Yet, as with generalities, one finds anomalies. Some relationships endure, never vanquish, always exist. As time chugs along, as situations evolve, as circumstances morph, some people stand steady in that same familiar place they've always stood. We find comfort in the familiar; we learn to rely and depend it. Where change is exciting, familiar is reliable. Without familiar, change becomes less exciting and more frightening. Everyone should be blessed to have the familiar.
Thankfully, I do. In abundance. I grew up in Sagamore Hills, a little slice of land located near Woolrich whose beauty and personality is only surpassed by the young, burgeoning families that moved in and called it home. The Fultzes to my right, the Bryertons to my left; the Blacks down the street, the Spitzers and then the Stutzs across from my brother's window. The Walkers and then the Conigliaros; the Howells and then the Fryes down the way; the Craigs up the hill, the Eberles and Magents down the hill. All of these names may sound familiar or less so. All of these names played a part in my childhood that I think back upon fondly. In reality, a neighborhood is either a collection of homes that are situated closely together.....or so much more. Sagamore Hills is most definitely the latter.
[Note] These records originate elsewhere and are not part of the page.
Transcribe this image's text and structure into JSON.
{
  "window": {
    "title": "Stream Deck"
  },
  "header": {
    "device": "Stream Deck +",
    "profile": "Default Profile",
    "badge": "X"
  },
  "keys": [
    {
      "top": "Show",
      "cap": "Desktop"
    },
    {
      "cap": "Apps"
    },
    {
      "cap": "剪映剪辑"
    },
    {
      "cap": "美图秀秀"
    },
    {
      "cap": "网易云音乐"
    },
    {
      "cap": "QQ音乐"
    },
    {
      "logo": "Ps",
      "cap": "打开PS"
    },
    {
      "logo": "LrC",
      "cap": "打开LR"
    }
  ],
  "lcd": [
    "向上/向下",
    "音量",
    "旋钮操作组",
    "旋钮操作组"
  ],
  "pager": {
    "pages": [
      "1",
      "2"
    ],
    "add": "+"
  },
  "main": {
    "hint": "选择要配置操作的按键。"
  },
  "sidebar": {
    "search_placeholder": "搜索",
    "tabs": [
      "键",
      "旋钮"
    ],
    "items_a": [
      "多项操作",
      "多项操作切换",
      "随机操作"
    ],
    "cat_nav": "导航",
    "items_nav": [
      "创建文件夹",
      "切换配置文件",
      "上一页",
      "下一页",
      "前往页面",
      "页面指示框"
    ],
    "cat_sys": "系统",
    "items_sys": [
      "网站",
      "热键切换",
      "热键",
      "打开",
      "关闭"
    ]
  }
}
And, within that little slice of land, arose my familiar. Down the street to my left, a white house with columns in the forefront and a great yard for baseball in the back, lived the Fuller family. The mother was serene, generous, classy, inviting, and kind. The father was blunt, honest, hilarious, a man of integrity, strong, and.....blunt. Their oldest son was athletic, gregarious, big, intimidating, and, like his father, blunt. Unsurprisingly, after making fun of his ginger friend across the street for decades, he grew up, out-kicked his coverage, and married a kind and beautiful......ginger. The youngest was funny, athletic, a goon, naturally talented, and intimidated by me. Also, unsurprisingly, the great girl in Josh's life is still going through the decision-process of determining if this maniac is right for her.
From Jason winning the 'Loser Leaves Neighborhood' fight with Michael Spitzer to me putting a whooping on Josh and discarding him over the white picket fence like a sack of potatoes in our front yard, something exciting was always transpiring in our little neck of the woods. Sandlot football, wiffle ball, and driveway hoops. Endless contests of John Madden Football on the Sega, numerous viewing of high school football and basketball tape, and many, many games of flashlight tag. The Fuller Boys were great neighbors, even better people. Josh, Jason, and their mother, Mrs. Fuller, would be invited to my wedding in 1998, 2008, 2015, 2036; they're special people. Unfortunately, Mr. Fuller - as he was always called by this guy as a sign of respect - passed away. As I said on the day of his funeral, cancer walked away knowing it was in a fight with him. We miss him, dearly. The Fuller Boys are my friends and I'm honored that they will be attending my wedding.
And, if the Fuller boys were my familiar, my *danger* was located down two hills, past the Eberles, and found in a small tan house across the street from the Snyders. His mother, naturally, was personable, possessed an excellent sense of humor, even wrestled with me on occasion, and had the patience only produced by God's hands. The reason her patience was so strong.....John Edward Varner. A young man who had an unquenchable thirst for action, danger, controversy, neighborhood shenanigans, young ladies, and, in general, living life to its fullest. Hilarious, interesting, never boring, and unpredictable, Mr. Varner gave me the honor and pleasure of being his wing-man on some crazy-ass adventures, some not fit for print. And, while this probably rings familiar to those that know of this great man, there was also a side to him that is less known. Loyal, dependable, extremely smart, caring, and always up to listen to another's problems, or, 'clear the hopper' as we call it. From 'throwing' (inside joke), to driving to various spots in his White Oldsmobile, to hitting unsuccessfully on many, many ladies, John is a friend of unparalleled energy and excitement and loyalty. When asked by family members and strangers alike, "Who of your friends are you the most similar?", I inevitably respond with John's name. I'm thankful that, just as 20 years ago, that still remains true and I'm honored that he will be attending my wedding.
Sometimes, familiar breeds boredom and causes one to take for granted the gifts and traits of another. Sagamore Hills, the Fuller Boys, and John Edward Varner will never be taken for granted nor cause me boredom. They helped me grow up and become a man. I'm thankful they'll see that on full display on August 8th, 2015.